The biogeochemical processes in early peat OM decomposition remain poorly understood and thus constitute a limiting factor in understanding the fate of C pools in peatlands (Limpens et al., 2008, Zaccone et al., 2008). Furthermore, experimental in situ air warming studies have more often focussed on ecosystem responses such as gas exchange at the surface and seldom take into account organic C pools where various reactions to increased temperature may be expected (Davidson et al., 2000, Kirschbaum, 2000, Knorr et al., 2005).

Water-extractable OM (WEOM) reflects OM decomposition (Said-Pullicino et al., 2007) and can therefore be a suitable indicator of the consequences of experimental warming. WEOM consists of a heterogeneous mixture of more or less labile organic compounds soluble in water (Balesdent, 1996, Zsolnay, 2003) and is provided by both freshly decomposed litter and products of microbial metabolic activity (Charman, 2002, Zaccone et al., 2009). Within such pools, the most labile OM has been studied mainly through the analysis of sugars, which are considered readily degradable constituents used preferentially by microorganisms (Haider, 1992, Volk et al., 1997). In investigating sugar composition and its link to microbial activity, Medeiros et al. (2006) showed that some sugars such as mannitol, a polyol or reduced sugar, can also be seen as an indicator of osmotic stress. On the other hand, the less labile OM of the WEOM is often investigated by way of specific ultraviolet absorbance at 280 nm (SUVA₂₈₀), which provides an estimate of aromaticity of the WEOM (Traina et al., 1990, Kalbitz et al., 2003, Weishaar et al., 2003).

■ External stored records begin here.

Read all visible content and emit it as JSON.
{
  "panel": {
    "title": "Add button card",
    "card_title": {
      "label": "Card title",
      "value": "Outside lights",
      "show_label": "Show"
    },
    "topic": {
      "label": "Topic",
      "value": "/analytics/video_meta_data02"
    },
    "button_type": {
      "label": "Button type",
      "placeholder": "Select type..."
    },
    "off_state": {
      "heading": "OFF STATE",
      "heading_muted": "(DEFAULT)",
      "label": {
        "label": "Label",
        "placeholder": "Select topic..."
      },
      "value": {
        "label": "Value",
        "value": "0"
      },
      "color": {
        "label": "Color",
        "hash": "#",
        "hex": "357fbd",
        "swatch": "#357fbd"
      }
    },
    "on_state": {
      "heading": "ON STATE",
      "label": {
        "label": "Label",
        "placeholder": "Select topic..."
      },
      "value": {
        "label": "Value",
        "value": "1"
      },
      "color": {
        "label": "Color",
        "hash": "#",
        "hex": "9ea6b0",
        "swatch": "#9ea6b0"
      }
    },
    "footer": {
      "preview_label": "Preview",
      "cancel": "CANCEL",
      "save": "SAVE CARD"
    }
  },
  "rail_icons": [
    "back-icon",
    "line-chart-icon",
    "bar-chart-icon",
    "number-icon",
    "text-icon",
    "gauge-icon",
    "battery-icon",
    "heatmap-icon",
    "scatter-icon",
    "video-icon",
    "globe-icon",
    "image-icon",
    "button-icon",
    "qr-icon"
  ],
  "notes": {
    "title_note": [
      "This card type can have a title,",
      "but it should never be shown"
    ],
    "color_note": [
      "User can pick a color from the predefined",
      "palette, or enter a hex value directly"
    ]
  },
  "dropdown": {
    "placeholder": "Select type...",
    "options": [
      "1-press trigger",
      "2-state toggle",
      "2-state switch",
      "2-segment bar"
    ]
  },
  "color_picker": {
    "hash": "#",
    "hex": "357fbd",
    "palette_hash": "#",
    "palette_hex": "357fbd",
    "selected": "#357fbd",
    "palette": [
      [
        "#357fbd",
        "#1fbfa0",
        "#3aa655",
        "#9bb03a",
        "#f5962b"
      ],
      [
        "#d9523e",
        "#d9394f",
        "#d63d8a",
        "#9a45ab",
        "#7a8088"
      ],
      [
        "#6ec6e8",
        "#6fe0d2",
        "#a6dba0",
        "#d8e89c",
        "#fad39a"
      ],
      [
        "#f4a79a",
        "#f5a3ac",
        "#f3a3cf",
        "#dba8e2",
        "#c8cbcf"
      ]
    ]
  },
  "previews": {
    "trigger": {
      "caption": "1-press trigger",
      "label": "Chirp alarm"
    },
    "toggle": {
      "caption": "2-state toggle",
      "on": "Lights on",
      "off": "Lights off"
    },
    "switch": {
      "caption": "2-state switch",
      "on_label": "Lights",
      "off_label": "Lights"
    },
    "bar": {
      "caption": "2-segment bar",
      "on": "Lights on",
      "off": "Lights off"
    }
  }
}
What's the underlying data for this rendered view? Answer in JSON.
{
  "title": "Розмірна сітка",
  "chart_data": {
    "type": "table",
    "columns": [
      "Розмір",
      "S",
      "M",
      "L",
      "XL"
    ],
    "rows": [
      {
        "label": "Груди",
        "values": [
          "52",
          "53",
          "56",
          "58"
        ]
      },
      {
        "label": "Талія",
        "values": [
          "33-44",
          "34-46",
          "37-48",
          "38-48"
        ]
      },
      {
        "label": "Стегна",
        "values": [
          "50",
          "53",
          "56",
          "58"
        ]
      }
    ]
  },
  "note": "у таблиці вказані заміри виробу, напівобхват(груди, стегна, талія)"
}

The aim of the present work was to investigate the impact of in situ experimental air warming on WEOM properties in the upper 10 cm of peat, where most of the labile OM is decomposed. We hypothesized that peatland warming has detectable consequences on WEOM properties and that some biogeochemical parameters can be used as early indicators of change. We considered the impact of OTCs on the peat temperature recorded at 7 cm depth. First, we used the dry mass/wet mass (DM/WM) ratio and the mannitol content for assessing environmental conditions related to water table depth and/or soil humidity, and second we inferred the fate of labile and recalcitrant OM in relation to changes in decomposition processes, using water-extractable organic carbon (WEOC), isotopic composition (δ¹³C), SUVA₂₈₀ and sugar composition (neutral monosaccharides, neutral disaccharides and polyols). The study was performed at the undisturbed Sphagnum-dominated “Le Forbonnet” peatland, using a transitional poor fen site (‘WET’) and an open bog site (‘DRY’).